During the early years of school my literary endeavors were a source of shame. I never understood the shame that I felt until I finished my Master’s thesis.  I couldn’t wait to show my father the bound copy of it and will never forget the sharp embarrassment and disappointment that I felt watching his excited expression disintegrate to confusion as he tried to read the first page of it.  I snatched it away.  I actually threw it in the trash.  I felt angry at myself for giving him something to read — some token of my accomplishments — that was so inaccessible.  I was ashamed to take pride in a thing that blatantly separated me from my physical history.
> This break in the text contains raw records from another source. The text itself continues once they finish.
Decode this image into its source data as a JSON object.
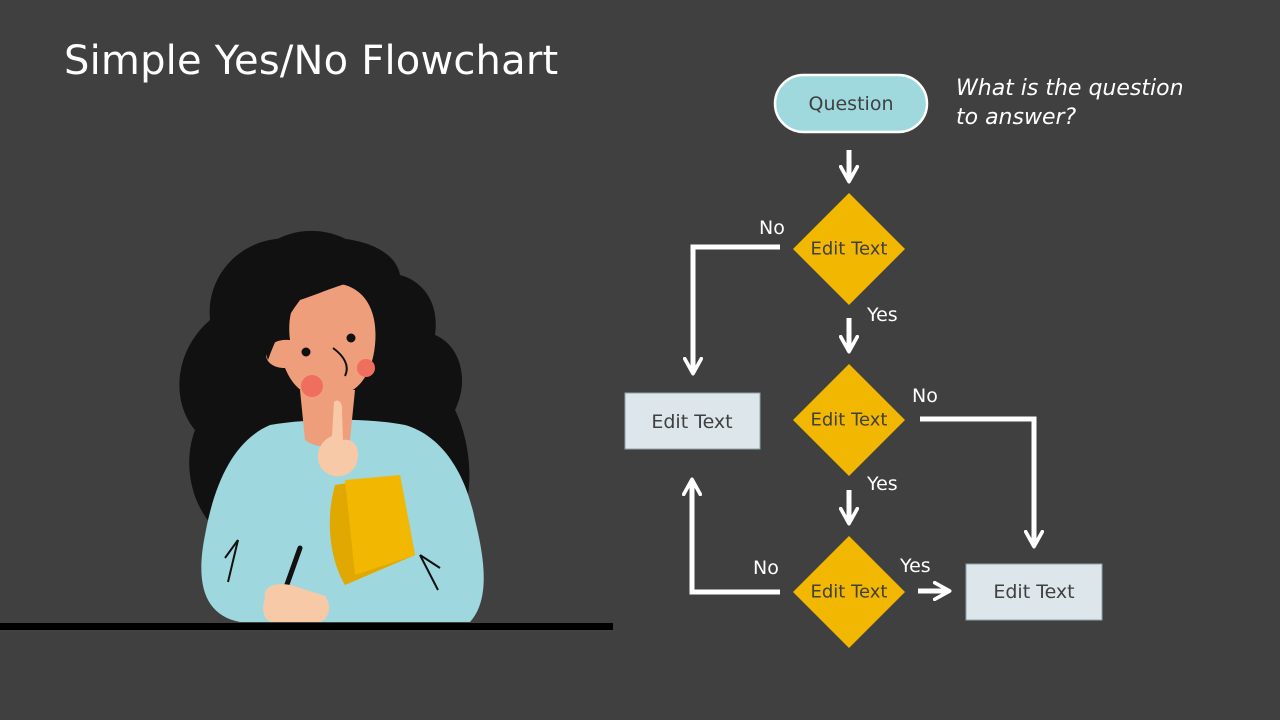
{
  "slide": {
    "title": "Simple Yes/No Flowchart",
    "annotation_lines": [
      "What is the question",
      "to answer?"
    ]
  },
  "flowchart": {
    "start": {
      "label": "Question"
    },
    "decisions": [
      {
        "label": "Edit Text"
      },
      {
        "label": "Edit Text"
      },
      {
        "label": "Edit Text"
      }
    ],
    "outcomes": [
      {
        "label": "Edit Text"
      },
      {
        "label": "Edit Text"
      }
    ],
    "branch_labels": {
      "d1_no": "No",
      "d1_yes": "Yes",
      "d2_no": "No",
      "d2_yes": "Yes",
      "d3_no": "No",
      "d3_yes": "Yes"
    }
  },
  "colors": {
    "background": "#404040",
    "decision": "#F2B700",
    "start": "#9FD9DE",
    "outcome": "#DDE6EA",
    "connector": "#FFFFFF",
    "text_dark": "#404040"
  },
  "illustration": {
    "subject": "woman-thinking-with-notebook",
    "icon": "thinking-woman-icon"
  }
}
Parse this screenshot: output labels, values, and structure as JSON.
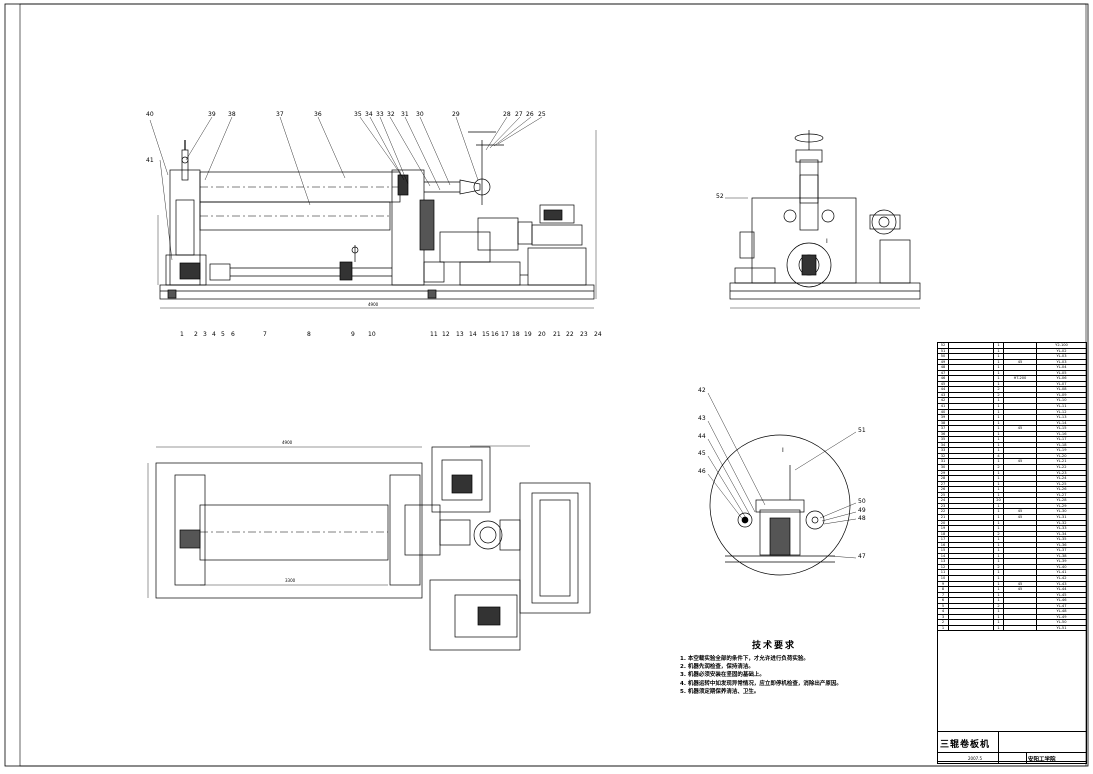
{
  "drawing": {
    "title": "三辊卷板机",
    "school": "安阳工学院",
    "date": "2007.5"
  },
  "front_view": {
    "labels_top": [
      "40",
      "39",
      "38",
      "37",
      "36",
      "35",
      "34",
      "33",
      "32",
      "31",
      "30",
      "29",
      "28",
      "27",
      "26",
      "25"
    ],
    "labels_bottom": [
      "1",
      "2",
      "3",
      "4",
      "5",
      "6",
      "7",
      "8",
      "9",
      "10",
      "11",
      "12",
      "13",
      "14",
      "15",
      "16",
      "17",
      "18",
      "19",
      "20",
      "21",
      "22",
      "23",
      "24"
    ],
    "label_41": "41",
    "dim_length": "4900"
  },
  "side_view": {
    "label_52": "52",
    "section_mark": "I"
  },
  "detail_view": {
    "labels": [
      "42",
      "43",
      "44",
      "45",
      "46",
      "51",
      "50",
      "49",
      "48",
      "47"
    ],
    "mark": "I"
  },
  "plan_view": {
    "dim_total": "4900",
    "dim_sub": "3300"
  },
  "tech_requirements": {
    "heading": "技术要求",
    "items": [
      "1. 本空载实验全部的条件下，才允许进行负荷实验。",
      "2. 机器先润检查，保持清洁。",
      "3. 机器必须安装在坚固的基础上。",
      "4. 机器运转中如发现异常情况，应立即停机检查，消除出产原因。",
      "5. 机器须定期保养清洁、卫生。"
    ]
  },
  "bom": {
    "rows": [
      [
        "52",
        "",
        "1",
        "",
        "Y2-100"
      ],
      [
        "51",
        "",
        "1",
        "",
        "YL-02"
      ],
      [
        "50",
        "",
        "1",
        "",
        "YL-03"
      ],
      [
        "49",
        "",
        "1",
        "45",
        "YL-03"
      ],
      [
        "48",
        "",
        "1",
        "",
        "YL-04"
      ],
      [
        "47",
        "",
        "1",
        "",
        "YL-05"
      ],
      [
        "46",
        "",
        "1",
        "HT-200",
        "YL-06"
      ],
      [
        "45",
        "",
        "1",
        "",
        "YL-07"
      ],
      [
        "44",
        "",
        "2",
        "",
        "YL-08"
      ],
      [
        "43",
        "",
        "2",
        "",
        "YL-09"
      ],
      [
        "42",
        "",
        "1",
        "",
        "YL-10"
      ],
      [
        "41",
        "",
        "1",
        "",
        "YL-11"
      ],
      [
        "40",
        "",
        "1",
        "",
        "YL-12"
      ],
      [
        "39",
        "",
        "1",
        "",
        "YL-13"
      ],
      [
        "38",
        "",
        "1",
        "",
        "YL-14"
      ],
      [
        "37",
        "",
        "1",
        "45",
        "YL-15"
      ],
      [
        "36",
        "",
        "1",
        "",
        "YL-16"
      ],
      [
        "35",
        "",
        "1",
        "",
        "YL-17"
      ],
      [
        "34",
        "",
        "1",
        "",
        "YL-18"
      ],
      [
        "33",
        "",
        "1",
        "",
        "YL-19"
      ],
      [
        "32",
        "",
        "4",
        "",
        "YL-20"
      ],
      [
        "31",
        "",
        "1",
        "45",
        "YL-21"
      ],
      [
        "30",
        "",
        "2",
        "",
        "YL-22"
      ],
      [
        "29",
        "",
        "1",
        "",
        "YL-23"
      ],
      [
        "28",
        "",
        "1",
        "",
        "YL-24"
      ],
      [
        "27",
        "",
        "1",
        "",
        "YL-25"
      ],
      [
        "26",
        "",
        "1",
        "",
        "YL-26"
      ],
      [
        "25",
        "",
        "1",
        "",
        "YL-27"
      ],
      [
        "24",
        "",
        "20",
        "",
        "YL-28"
      ],
      [
        "23",
        "",
        "1",
        "",
        "YL-29"
      ],
      [
        "22",
        "",
        "1",
        "45",
        "YL-30"
      ],
      [
        "21",
        "",
        "1",
        "45",
        "YL-31"
      ],
      [
        "20",
        "",
        "1",
        "",
        "YL-32"
      ],
      [
        "19",
        "",
        "1",
        "",
        "YL-33"
      ],
      [
        "18",
        "",
        "2",
        "",
        "YL-34"
      ],
      [
        "17",
        "",
        "1",
        "",
        "YL-35"
      ],
      [
        "16",
        "",
        "1",
        "",
        "YL-36"
      ],
      [
        "15",
        "",
        "1",
        "",
        "YL-37"
      ],
      [
        "14",
        "",
        "1",
        "",
        "YL-38"
      ],
      [
        "13",
        "",
        "1",
        "",
        "YL-39"
      ],
      [
        "12",
        "",
        "2",
        "",
        "YL-40"
      ],
      [
        "11",
        "",
        "1",
        "",
        "YL-41"
      ],
      [
        "10",
        "",
        "1",
        "",
        "YL-42"
      ],
      [
        "9",
        "",
        "1",
        "45",
        "YL-43"
      ],
      [
        "8",
        "",
        "1",
        "45",
        "YL-44"
      ],
      [
        "7",
        "",
        "1",
        "",
        "YL-45"
      ],
      [
        "6",
        "",
        "1",
        "",
        "YL-46"
      ],
      [
        "5",
        "",
        "2",
        "",
        "YL-47"
      ],
      [
        "4",
        "",
        "1",
        "",
        "YL-48"
      ],
      [
        "3",
        "",
        "1",
        "",
        "YL-49"
      ],
      [
        "2",
        "",
        "1",
        "",
        "YL-50"
      ],
      [
        "1",
        "",
        "1",
        "",
        "YL-51"
      ]
    ]
  },
  "colors": {
    "line": "#000000",
    "paper": "#ffffff"
  }
}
In my teaching I have striven to bridge the gap between history and writing by encouraging students to explore literary avenues informed by the topics with the most bearing on their lives.  I want to be a teacher who can speak to students plainly about the complex fabric of Western culture in a way that sutures national contexts with personal history.  I want to be a researcher and academic author who reads contemporaneous hot topics into literary history in fascinating ways that help modern readers understand the politics of selfhood.  I want to be a creative writer who takes risks in exploring the boundaries of conscious experience.

Most importantly, I would like to be someone who can speak proudly and with conviction about her profession.